WORKPLACE SITUATIONS

Situations in the workplace can be different, where those who wield power can harm.

Now, look around at the people you abhor as human beings, but they are being glorified in the workplace as achievers and high performers.

What are they doing differently?

  • They tom-tom about their achievements at every step.
  • They have at least one person in the hierarchy above to support them.

 Find that mentor. Find other people who will speak for you in their absence. They need to understand your point of view, and I repeat,

Silence does not help. Speak up for yourself.

HOW DOES ONE PROTECT HERSELF ON THE STREETS?

You may not be able to fight every goon, unless you are a martial arts expert.

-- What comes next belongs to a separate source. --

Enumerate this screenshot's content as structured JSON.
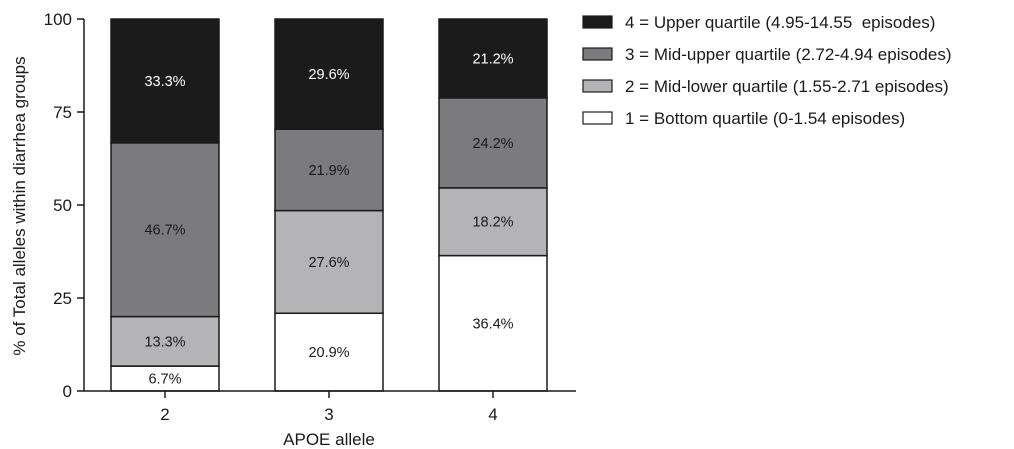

  • Raise awareness through social media posts. Videos of wrong-doings help in shaping public opinion.
  • Meet or write to the local authorities asking them for safety measures for women.

We have a force of women cab drivers and school bus drivers, because there was someone who understood the problem of rapes by Ola/Uber drivers, during rides at odd hours.  There was someone who wanted children to ply safely between home and school. It may not be widespread enough to cover the country as of now, but a beginning has been made.

Build that lobby. Don’t always think what’s in it for you, or that you are too small to make a difference.

Every citizen should be involved in social initiatives, which help to create a better world for tomorrow.